Now using above two equations of summation S, we have

\begin{aligned} \frac{1}{2} \sum_{x=1}^{n} {(x^2 + x)} =& n \sum_{x=1}^{n}{x} - \sum_{x=1}^{n}{x(x - 1)} \\ \frac{3}{2} \sum_{x=1}^{n} {x^2} =& \frac{2n + 1}{2} \sum_{x=1}^{n} {x} \\ =& (2n + 1)\frac{n(n + 1)}{4} \\ \sum_{x=1}^{n} {x^2} =& \frac{n(n + 1)(2n + 1)}{6} \end{aligned}

By using this we can now solve sum of series like $\sum_{x=1}^{n} (4 + x + 2x^2)$ mentioned in the above example.
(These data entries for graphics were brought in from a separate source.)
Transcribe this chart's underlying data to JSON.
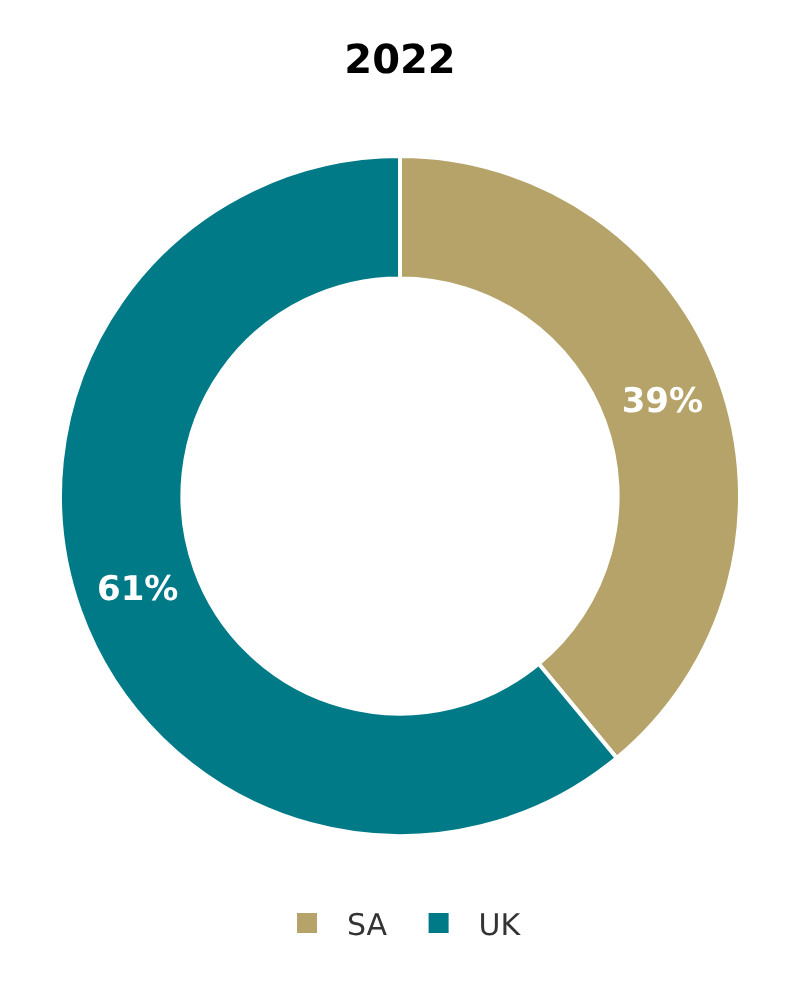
{
  "chart_data": {
    "type": "donut",
    "title": "2022",
    "categories": [
      "SA",
      "UK"
    ],
    "values": [
      39,
      61
    ],
    "value_labels": [
      "39%",
      "61%"
    ],
    "colors": [
      "#b5a36a",
      "#007a87"
    ],
    "legend": "bottom"
  }
}
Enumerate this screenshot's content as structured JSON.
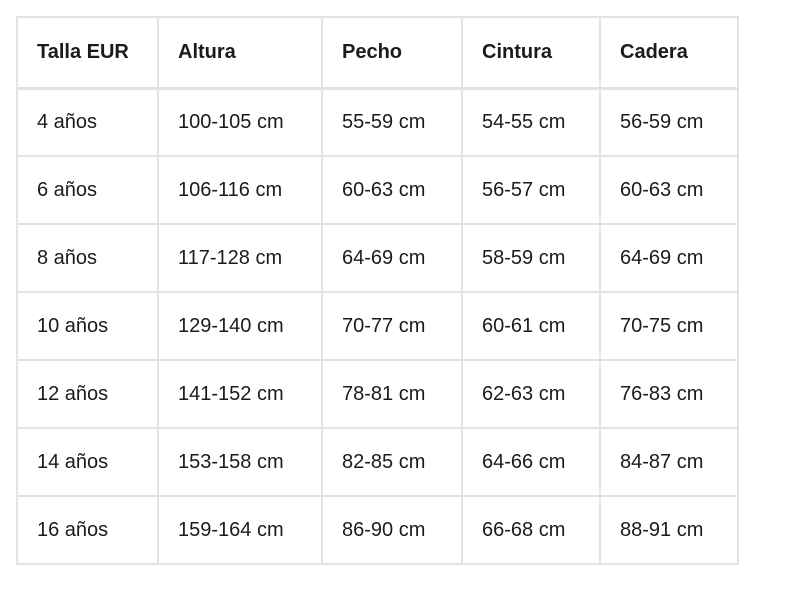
{
  "headers": [
    "Talla EUR",
    "Altura",
    "Pecho",
    "Cintura",
    "Cadera"
  ],
  "rows": [
    [
      "4 años",
      "100-105 cm",
      "55-59 cm",
      "54-55 cm",
      "56-59 cm"
    ],
    [
      "6 años",
      "106-116 cm",
      "60-63 cm",
      "56-57 cm",
      "60-63 cm"
    ],
    [
      "8 años",
      "117-128 cm",
      "64-69 cm",
      "58-59 cm",
      "64-69 cm"
    ],
    [
      "10 años",
      "129-140 cm",
      "70-77 cm",
      "60-61 cm",
      "70-75 cm"
    ],
    [
      "12 años",
      "141-152 cm",
      "78-81 cm",
      "62-63 cm",
      "76-83 cm"
    ],
    [
      "14 años",
      "153-158 cm",
      "82-85 cm",
      "64-66 cm",
      "84-87 cm"
    ],
    [
      "16 años",
      "159-164 cm",
      "86-90 cm",
      "66-68 cm",
      "88-91 cm"
    ]
  ]
}
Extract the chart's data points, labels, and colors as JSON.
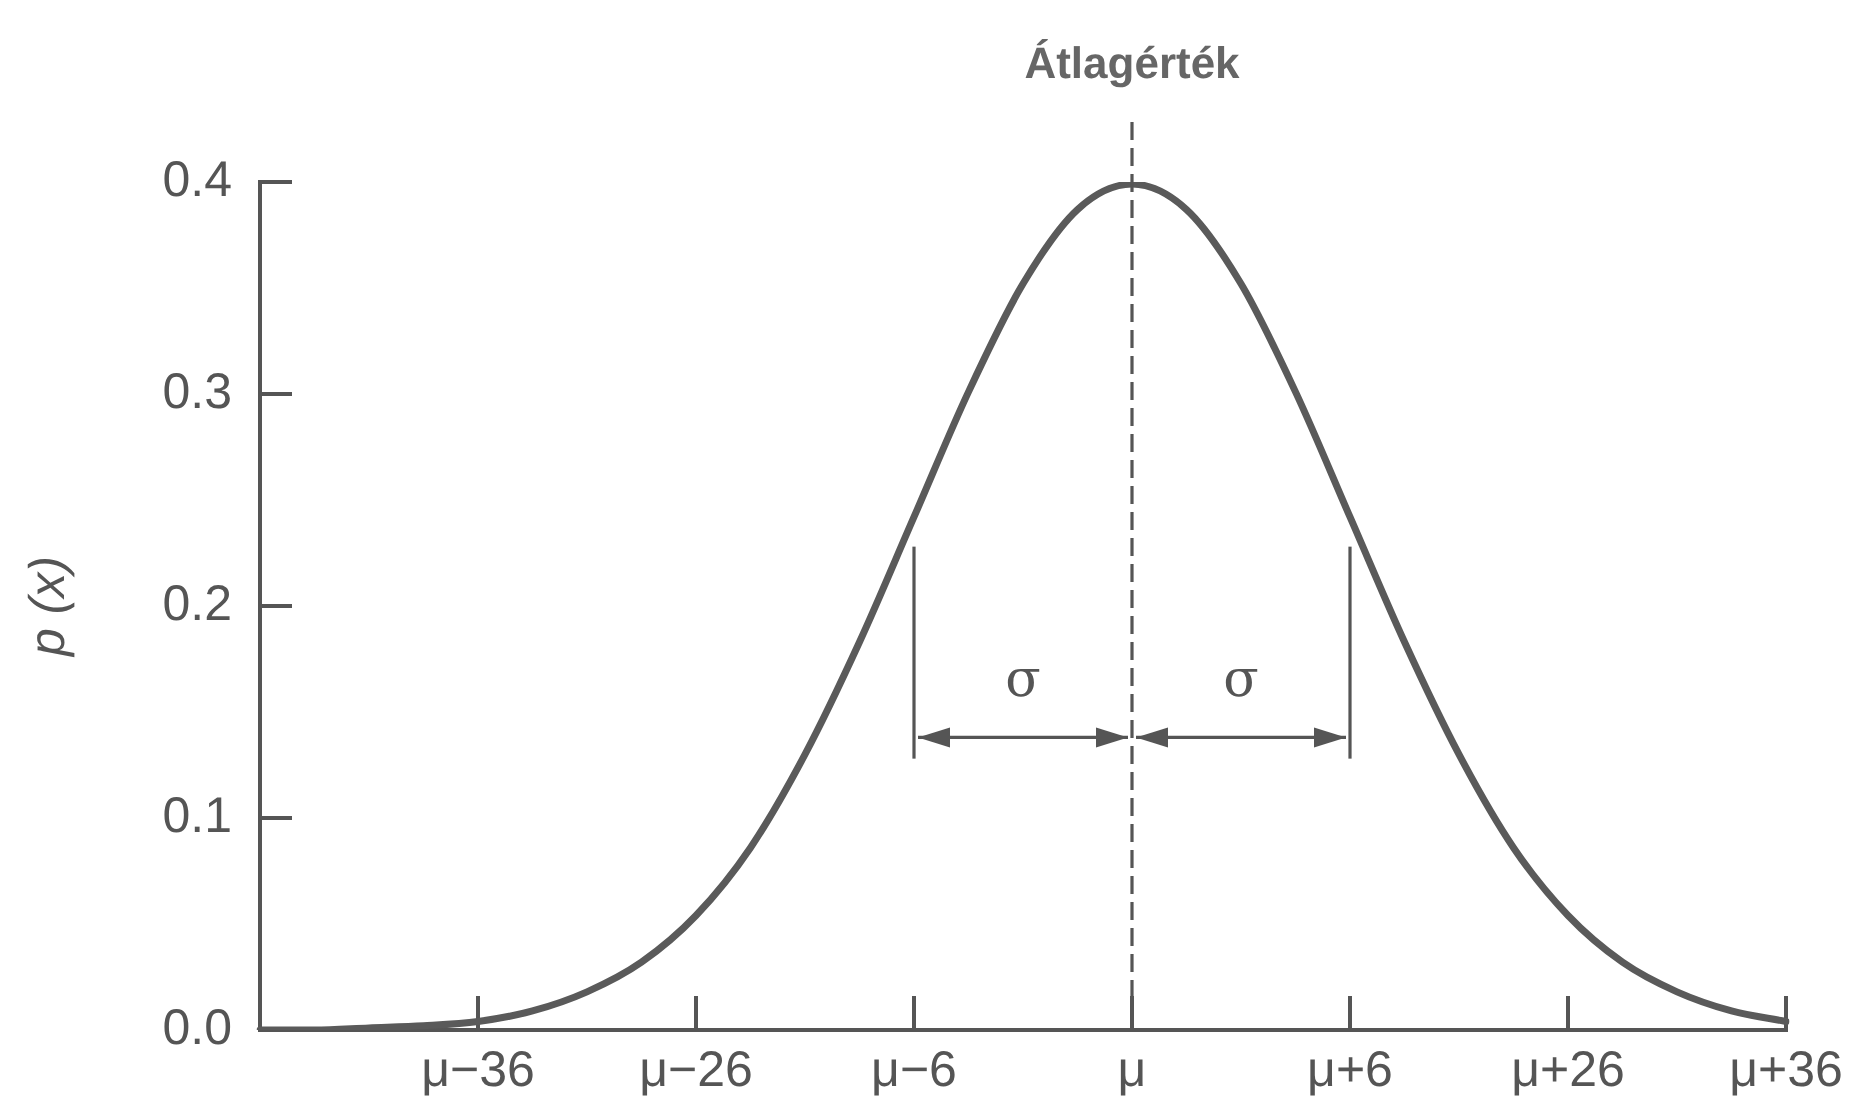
{
  "chart_data": {
    "type": "line",
    "ylabel": "p (x)",
    "categories": [
      null,
      null,
      null,
      null,
      "μ−36",
      null,
      null,
      null,
      "μ−26",
      null,
      null,
      null,
      "μ−6",
      null,
      null,
      null,
      "μ",
      null,
      null,
      null,
      "μ+6",
      null,
      null,
      null,
      "μ+26",
      null,
      null,
      null,
      "μ+36"
    ],
    "series": [
      {
        "color": "#5a5a5a",
        "values": [
          0,
          0,
          0.001,
          0.002,
          0.004,
          0.009,
          0.018,
          0.032,
          0.054,
          0.086,
          0.13,
          0.183,
          0.242,
          0.301,
          0.352,
          0.387,
          0.399,
          0.387,
          0.352,
          0.301,
          0.242,
          0.183,
          0.13,
          0.086,
          0.054,
          0.032,
          0.018,
          0.009,
          0.004
        ]
      }
    ],
    "ylim": [
      0,
      0.4
    ],
    "yticks": [
      {
        "value": 0,
        "label": "0.0"
      },
      0.1,
      0.2,
      0.3,
      0.4
    ],
    "grid": false,
    "legend": false,
    "marker": "none",
    "line_style": "solid",
    "ref_lines": [
      {
        "axis": "x",
        "value": "μ",
        "label": "Átlagérték",
        "line_style": "dashed"
      }
    ],
    "annotations": [
      "σ",
      "σ"
    ]
  }
}
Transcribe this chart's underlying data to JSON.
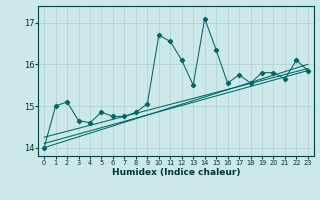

Further we can continue with the same technique to get sum of cubic numbers,

\begin{aligned} S =& 1^2 + (1^2 + 2^2) + (1^2 + 2^2 + 3^2) + ... + (1^2 + 2^2 + 3^2 + ... + 4^2) \\ S =& 1^2.n + 2^2(n-1) + 3^2(n-2) + ... + p^2(n - p + 1) + (p + 1)^2(n - p) + ... + (n - 1)^2(n - n + 2) + n^2(n - n + 1) \\ S =& n + 2^2n + 3^2n + ... + p^2n + (p + 1)^2n + ... + (n - 1)^2n + n^2.n \\ &- [1^2.0 + 2^2.1 + 3^2.2 + ... + p^2(p - 1) + (p + 1)^2p + ... + (n - 1)^2(n - 2) + n^2(n - 1)] \\ S =& n \sum_{x=1}^{n}{x^2} - \sum_{x=1}^{n}{x^2(x - 1)} \\ S =& n \sum_{x=1}^{n}{x^2} - \sum_{x=1}^{n}{(x^3 - x^2)} \\ S =& (n + 1) \sum_{x=1}^{n}{x^2} - \sum_{x=1}^{n}{x^3} \end{aligned}

Also the series S expands as follows,

\begin{aligned} S &= \sum_{x=1}^{n} {\Big (\sum_{y=1}^{x} {y^2} \Big)} \\ &= \frac{1}{6} \sum_{x=1}^{n} {x(x + 1)(2x + 1)} \\ &= \frac{1}{6} \sum_{x=1}^{n} {(2x^3 + 3x^2 + x)} \end{aligned}

Now using above two equations of summation S, we have

\begin{aligned} (n + 1) \sum_{x=1}^{n}{x^2} - \sum_{x=1}^{n}{x^3} &= \frac{1}{6} \sum_{x=1}^{n} {(2x^3 + 3x^2 + x)} \\ \sum_{x=1}^{n} {(2x^3 + 3x^2 + x)} &= 6(n + 1) \sum_{x=1}^{n}{x^2} - 6\sum_{x=1}^{n}{x^3} \\ \sum_{x=1}^{n} {(2x^3 + 6x^3)} &= \sum_{x=1}^{n}{(6(n + 1)x^2 - 3x^2)} - \sum_{x=1}^{n}{x} \\ \sum_{x=1}^{n} {8x^3} &= (6n + 3)\sum_{x=1}^{n}{x^2} - \sum_{x=1}^{n}{x} \\ \sum_{x=1}^{n} {8x^3} &= 3(2n + 1)\frac{n(n + 1)(2n + 1)}{6} - \frac{n(n + 1)}{2} \\ \sum_{x=1}^{n} {x^3} &= \frac{n(n + 1)(2n + 1)^2}{2.8} - \frac{n(n + 1)}{2.8} \\ \sum_{x=1}^{n} {x^3} &= \frac{n(n + 1)(2n + 1)^2 - n(n + 1)}{16} \\ \sum_{x=1}^{n} {x^3} &= \frac{n(n + 1)((2n + 1)^2 - 1)}{16} \\ \sum_{x=1}^{n} {x^3} &= \frac{n(n + 1)(4n^2 + 4n)}{16} \\ \sum_{x=1}^{n} {x^3} &= \frac{n(n + 1)(4n)(n + 1)}{16} \\ \sum_{x=1}^{n} {x^3} &= \frac{n^2(n + 1)^2}{4} \end{aligned}

Hope you will go further to derive higher order formula and who knows a general solution!